Metallica, St. Anger. 10th Anniversary Retrospective.

Liverpool Sound and Vision Rating * *

As Metallica’s St. Anger turns ten years old it is worth remembering that upon release it polarised views of critics and fans alike. There were those that admired the stark honesty that Lars Ulrich, Kirk Hammett and especially vocalist James Hetfield tried to convey after many years away from the studio. For others it was a departure they couldn’t cope with, the hard beating disturbed heart that was evident throughout the metal beasts first four albums had at first been replaced by a radio friendly outlook that bought extra fans to the band but also grinded the teeth of those who had come to expect a blistering hardcore sound on any album and then the further departure as they went more commercial. Something was lost between …And Justice For All, the so called Black album, Load/Reload and then in 2003 the album that sounds as clear as mud, St Anger.

Heavy Metal/Thrash, which ever sub-genre you desire to put a band into sometimes has the problem of not aging well. It takes moments of singular brilliance to make it still sound fresh years after it has been recorded. The metal monsters had more than achieved this feat with the albums Ride The Lightning, the brutality of Master of Puppets and the social awareness of …And Justice For All. They had even done it with the commercial sound of Black album but then depending on your point of view had become a pastiche of themselves and something radical really had to change to get back that immediacy, the vicious and fierce heart. The radical change came in 2003 and whilst it went completely the other way in which most fans might have expected. The radical makeover feels stunted, not really enjoyable and certainly makes the album languish down the wrong end of best-of lists that fans and casual observers might have.

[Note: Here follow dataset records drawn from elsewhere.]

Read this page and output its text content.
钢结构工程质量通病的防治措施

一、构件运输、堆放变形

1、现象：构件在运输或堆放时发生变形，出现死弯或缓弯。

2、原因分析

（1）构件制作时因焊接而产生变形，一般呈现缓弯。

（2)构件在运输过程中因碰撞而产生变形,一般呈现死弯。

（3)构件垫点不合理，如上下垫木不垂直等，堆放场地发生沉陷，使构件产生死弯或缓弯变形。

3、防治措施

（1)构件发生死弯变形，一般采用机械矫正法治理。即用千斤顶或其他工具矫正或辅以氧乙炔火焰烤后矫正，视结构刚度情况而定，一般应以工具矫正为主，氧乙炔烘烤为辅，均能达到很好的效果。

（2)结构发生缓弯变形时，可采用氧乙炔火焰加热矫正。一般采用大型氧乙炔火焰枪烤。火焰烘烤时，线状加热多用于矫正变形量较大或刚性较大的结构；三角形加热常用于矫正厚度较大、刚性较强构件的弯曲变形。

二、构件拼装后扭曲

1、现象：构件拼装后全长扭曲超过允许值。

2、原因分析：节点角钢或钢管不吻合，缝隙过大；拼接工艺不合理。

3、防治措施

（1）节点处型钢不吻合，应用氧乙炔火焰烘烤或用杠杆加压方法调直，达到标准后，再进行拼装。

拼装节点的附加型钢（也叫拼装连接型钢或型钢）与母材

What St. Anger managed to do though was break up the team that had been around since …And Justice For All. Gone was bassist Jason Newsted before the sessions got under way and whilst Robert Trujillo is credited as part of Metallica on the inside sleeve notes, the work is pretty much done by producer Bob Rock. It was sad to see Mr. Newsted leave and if he did have to go then Robert Trujillo was the right replacement. His work on the 2008 Death Magnetic album revitalises Metallica in such a way that those who followed the band from early on and sent them well on their way to being the best Metal group on the planet can only wish he had played more of a part in St. Anger.

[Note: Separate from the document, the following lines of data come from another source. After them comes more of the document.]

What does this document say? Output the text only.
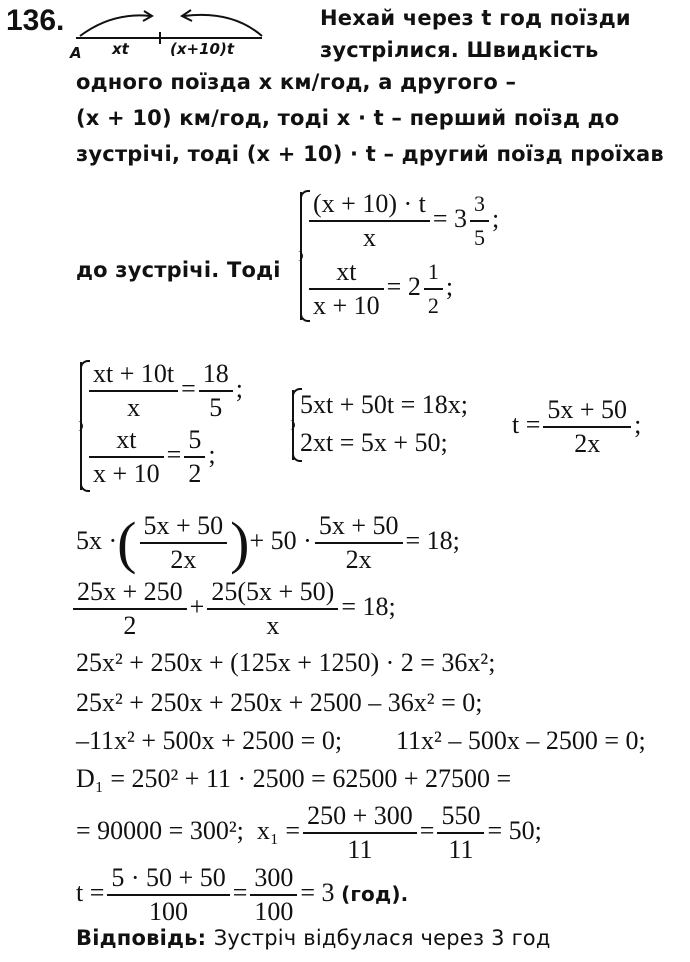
136.
A xt	(x+10)t
Нехай через t год поїзди
зустрілися. Швидкість
одного поїзда x км/год, а другого –
(x + 10) км/год, тоді x · t – перший поїзд до
зустрічі, тоді (x + 10) · t – другий поїзд проїхав
до зустрічі. Тоді
$\frac{(x + 10) \cdot t}{x} = 3 \frac{3}{5}$ ;
$\frac{xt}{x + 10} = 2 \frac{1}{2}$ ;
$\frac{xt + 10t}{x} = \frac{18}{5}$ ;
$\frac{xt}{x + 10} = \frac{5}{2}$ ;
5xt + 50t = 18x;
2xt = 5x + 50;
$t = \frac{5x + 50}{2x}$ ;
5x ·( $\frac{5x + 50}{2x}$ )+ $50 \cdot \frac{5x + 50}{2x} = 18$;
$\frac{25x + 250}{2} + \frac{25(5x + 50)}{x} = 18$;
25x² + 250x + (125x + 1250) · 2 = 36x²;
25x² + 250x + 250x + 2500 – 36x² = 0;
–11x² + 500x + 2500 = 0; 11x² – 500x – 2500 = 0;
D₁ = 250² + 11 · 2500 = 62500 + 27500 =
= 90000 = 300²; $x_1 = \frac{250 + 300}{11} = \frac{550}{11} = 50$;
$t = \frac{5 \cdot 50 + 50}{100} = \frac{300}{100} = 3$ (год).
Відповідь: Зустріч відбулася через 3 год
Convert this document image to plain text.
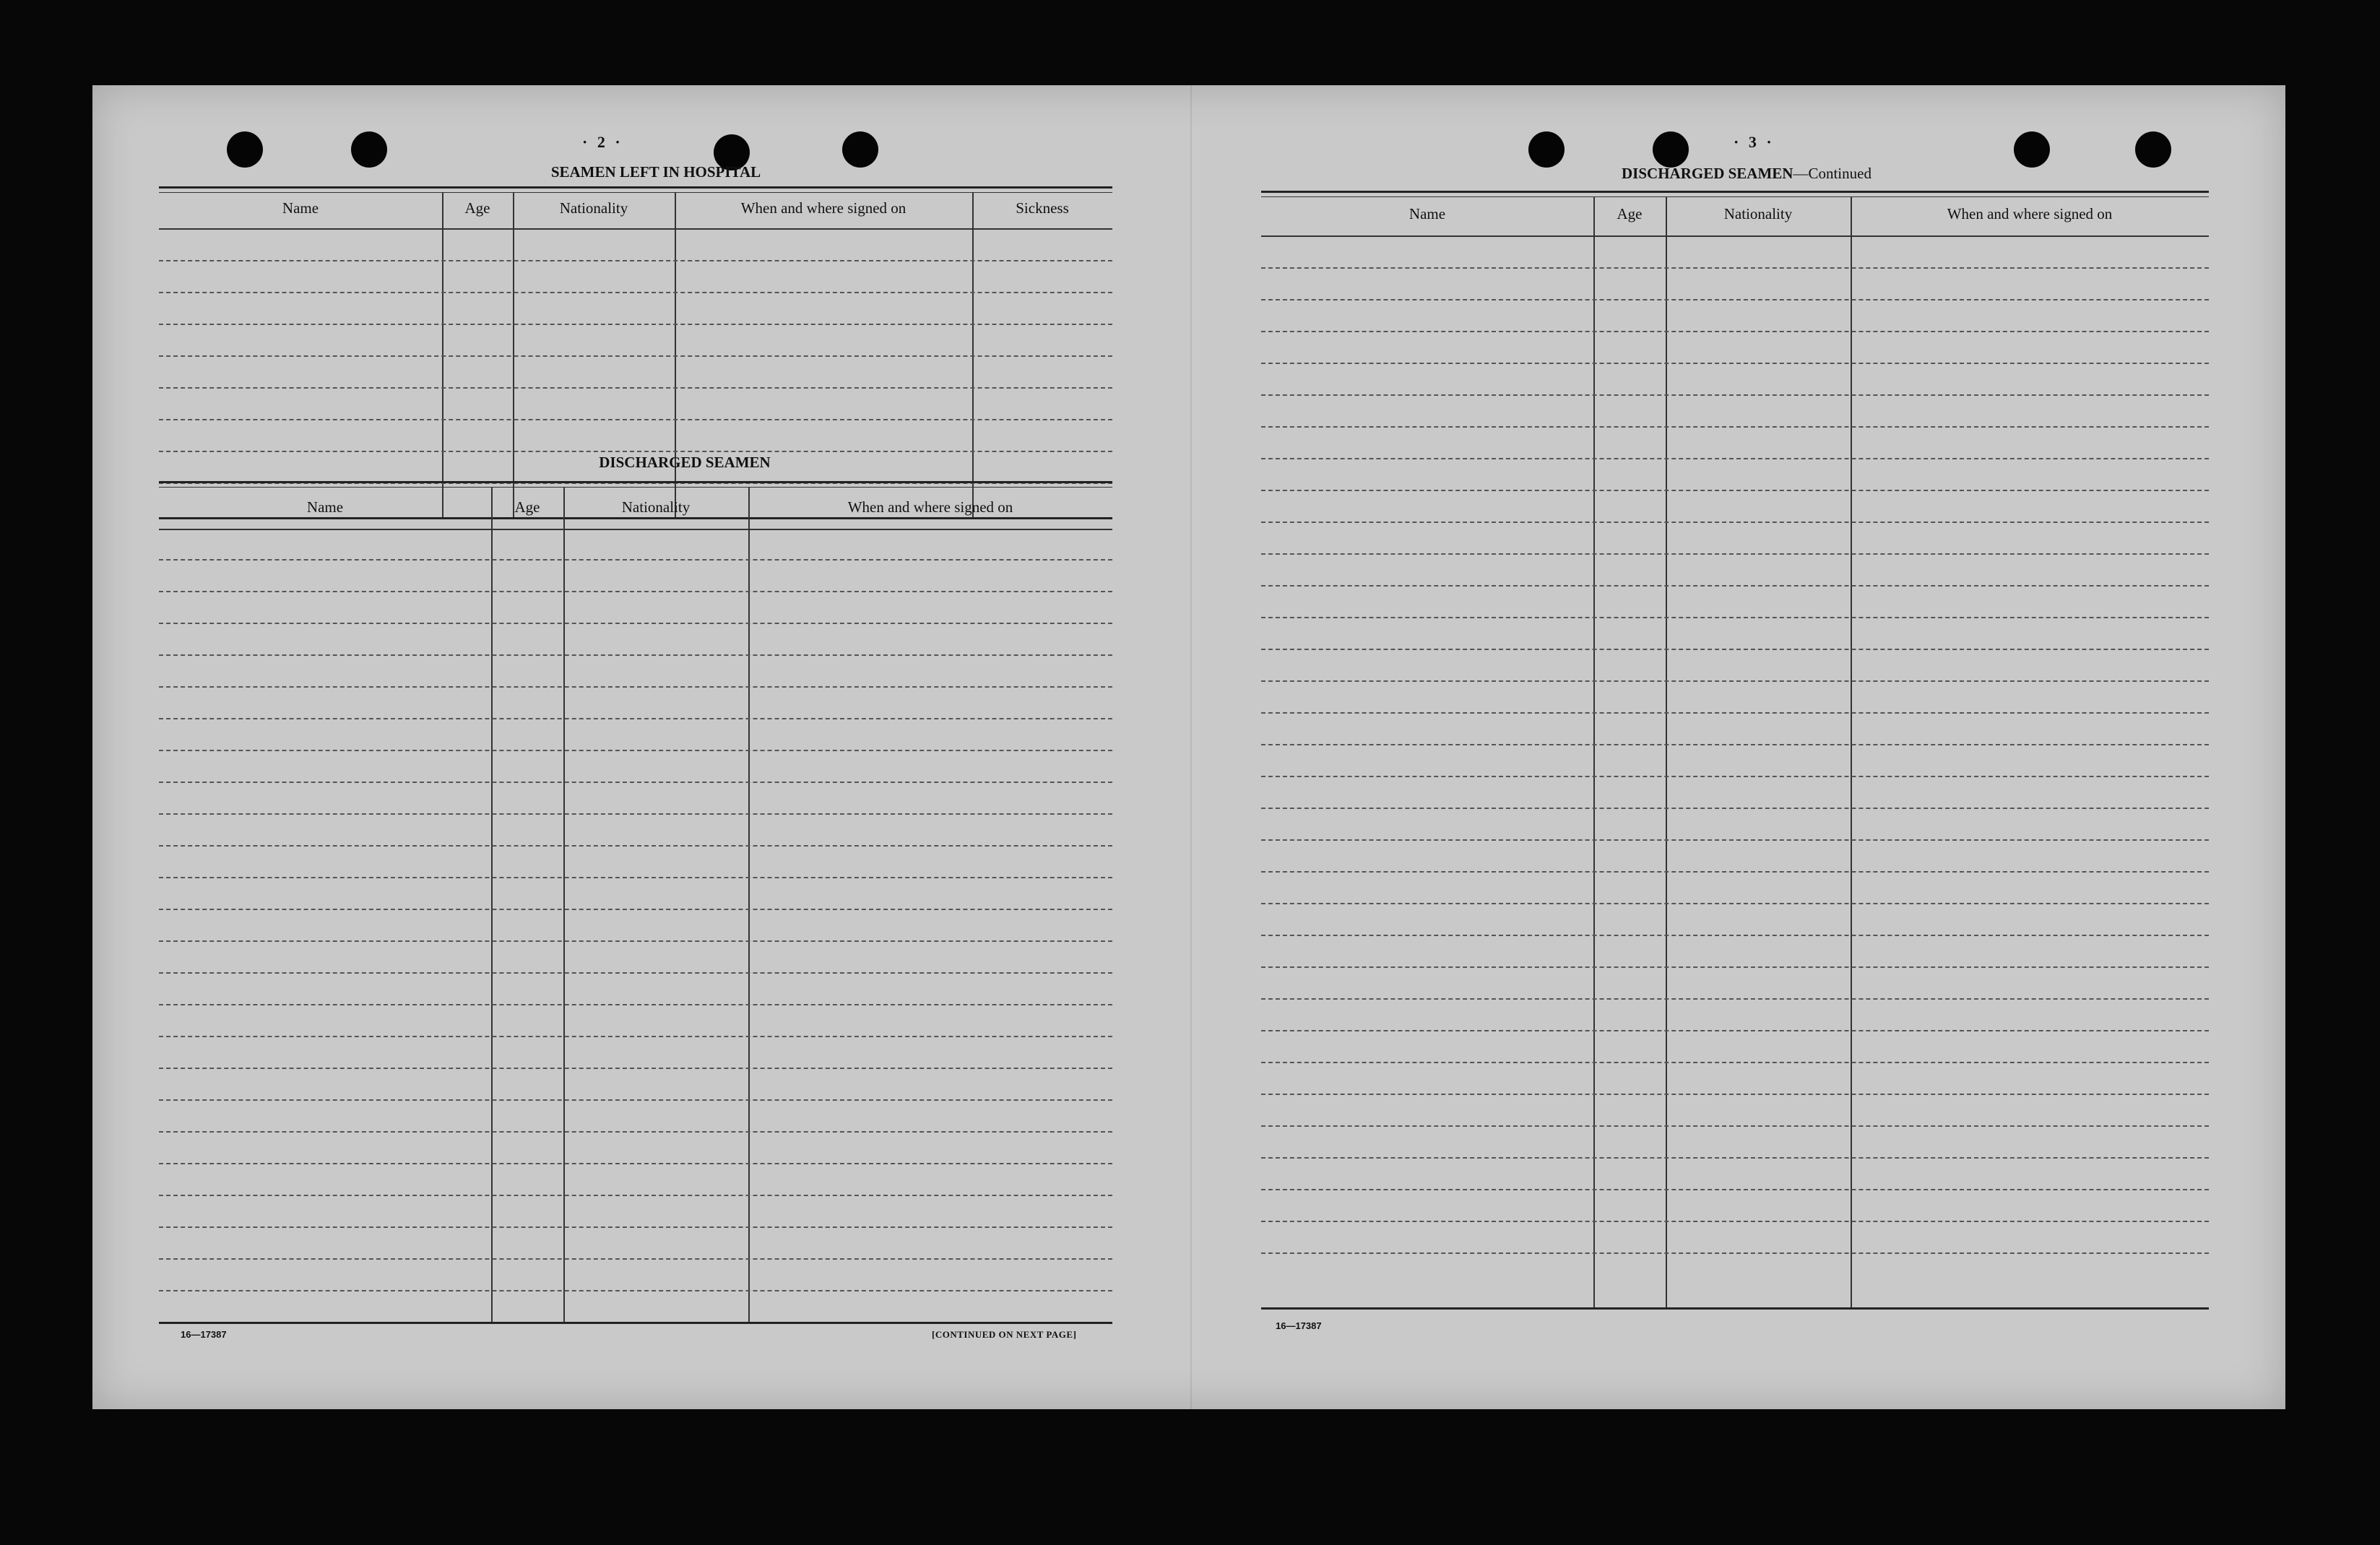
· 2 ·
SEAMEN LEFT IN HOSPITAL
Name	Age	Nationality	When and where signed on	Sickness
DISCHARGED SEAMEN
Name	Age	Nationality	When and where signed on
16—17387	[CONTINUED ON NEXT PAGE]
· 3 ·
DISCHARGED SEAMEN—Continued
Name	Age	Nationality	When and where signed on
16—17387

St. Anger has a huge redeeming feature and that is in the heart-felt lyrics by James Hetfield. Dark, destructive, damning of his own life style and taken away from the music read like some extremely good poetry written by a tortured soul in the full throws of a colossal argument with his maker. Hetfield’s lyrics had always had the effect of capturing something in the ether that others couldn’t hope to put their finger on. Tracks from the groups past such as the impeding and ever increasing despair of Master of Puppets, perhaps the singularly greatest anti-war track by a heavy metal group in One, the look at the emotions associated with the death-penalty and conviction by the electric chair in Ride The Lightning and nuclear destruction in Blackened all weigh heavily in the corner of great and outstanding lyrics. Into this superior line up should be added Some Kind of Monster, My World and Purify. Purify’s lyrics read as if written in some sort of homage to the likes of Allen Ginsburg and his epic poem Howl or some violent future version of Anne Stevens confessional poetry.

For this reason, the exceptional video for the lead single from the album, St. Anger and an album cover that portrays the frustration, the fury, utter self-loathing and resentment that feels as though was in the band’s psyche during and leading up to recording the album the foursome must be congratulated but for the music itself, the muddy texture, the undisguised impression that it may have been an album too far for the fans who in some cases were feeling increasingly isolated from their heroes industrious past

St. Anger will perhaps always have the tag of the album that divides opinion most, in one respect without it, the band would not have got their bag together and come out with Death Magnetic but as an album, a piece by one of the most respected heavy metal bands of their era, it doesn’t have the warmth, that thrust of cold steel wrapped in armour inflicts upon a heart ready to erupt does.